To find the distance a plane travels during a certain time while its velocity changes at a uniform rate of acceleration, you need to use the equation of motion:

distance = initial velocity x time + (1/2) x acceleration x time^2

In this case, you have the initial velocity of 144 m/s, the final velocity of 75 m/s, and a time of 17 s. You are also given that the acceleration is uniform, meaning it does not change during this time.

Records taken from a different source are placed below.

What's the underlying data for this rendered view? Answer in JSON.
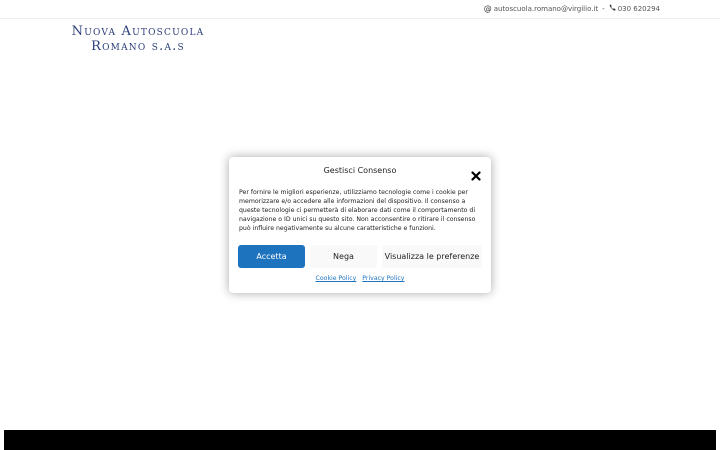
{
  "header": {
    "email": "autoscuola.romano@virgilio.it",
    "separator": "-",
    "phone": "030 620294",
    "email_icon": "at-icon",
    "phone_icon": "phone-icon"
  },
  "logo": {
    "line1": "Nuova Autoscuola",
    "line2": "Romano s.a.s",
    "color": "#2c3e7a"
  },
  "consent": {
    "title": "Gestisci Consenso",
    "body": "Per fornire le migliori esperienze, utilizziamo tecnologie come i cookie per memorizzare e/o accedere alle informazioni del dispositivo. Il consenso a queste tecnologie ci permetterà di elaborare dati come il comportamento di navigazione o ID unici su questo sito. Non acconsentire o ritirare il consenso può influire negativamente su alcune caratteristiche e funzioni.",
    "accept_label": "Accetta",
    "deny_label": "Nega",
    "preferences_label": "Visualizza le preferenze",
    "cookie_policy_label": "Cookie Policy",
    "privacy_policy_label": "Privacy Policy",
    "accent_color": "#1e73be"
  }
}
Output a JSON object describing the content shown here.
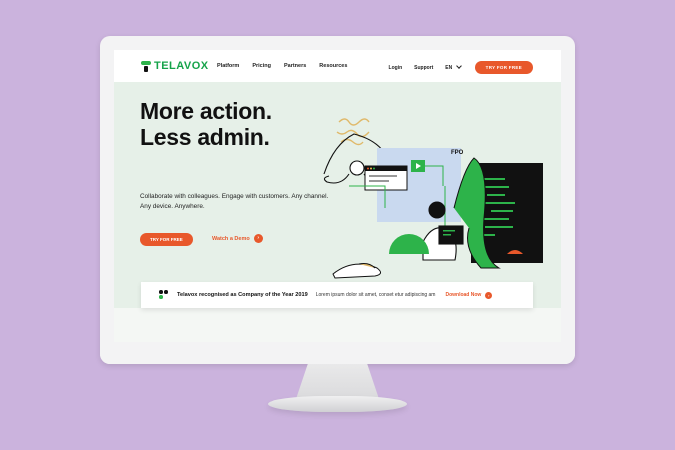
{
  "nav": {
    "logo": "TELAVOX",
    "links": [
      "Platform",
      "Pricing",
      "Partners",
      "Resources"
    ],
    "login": "Login",
    "support": "Support",
    "language": "EN",
    "cta": "TRY FOR FREE"
  },
  "hero": {
    "headline_line1": "More action.",
    "headline_line2": "Less admin.",
    "subtitle": "Collaborate with colleagues. Engage with customers. Any channel. Any device. Anywhere.",
    "cta": "TRY FOR FREE",
    "demo": "Watch a Demo",
    "fpo": "FPO"
  },
  "banner": {
    "title": "Telavox recognised as Company of the Year 2019",
    "text": "Lorem ipsum dolor sit amet, conset etur adipiscing am",
    "link": "Download Now"
  },
  "colors": {
    "brand_green": "#2db34a",
    "accent_orange": "#e8582b",
    "background_purple": "#cbb3dd"
  }
}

First, let's calculate the acceleration. Since the acceleration is uniform, we can find it by subtracting the initial velocity from the final velocity, and then dividing it by the time taken:

acceleration = (final velocity - initial velocity) / time
= (75 m/s - 144 m/s) / 17 s

Next, calculate the distance traveled using the formula above:

distance = initial velocity x time + (1/2) x acceleration x time^2

Plug in the values and solve:

distance = 144 m/s x 17 s + (1/2) x (75 m/s - 144 m/s) / 17 s x (17 s)^2

Simplifying the equation:

distance = 144 m/s x 17 s + (1/2) x (-69 m/s) / 17 s x (17 s)^2

Once you calculate this expression, you will get the distance traveled by the plane in 17 seconds while its velocity changes from 144 m/s to 75 m/s at a uniform rate of acceleration.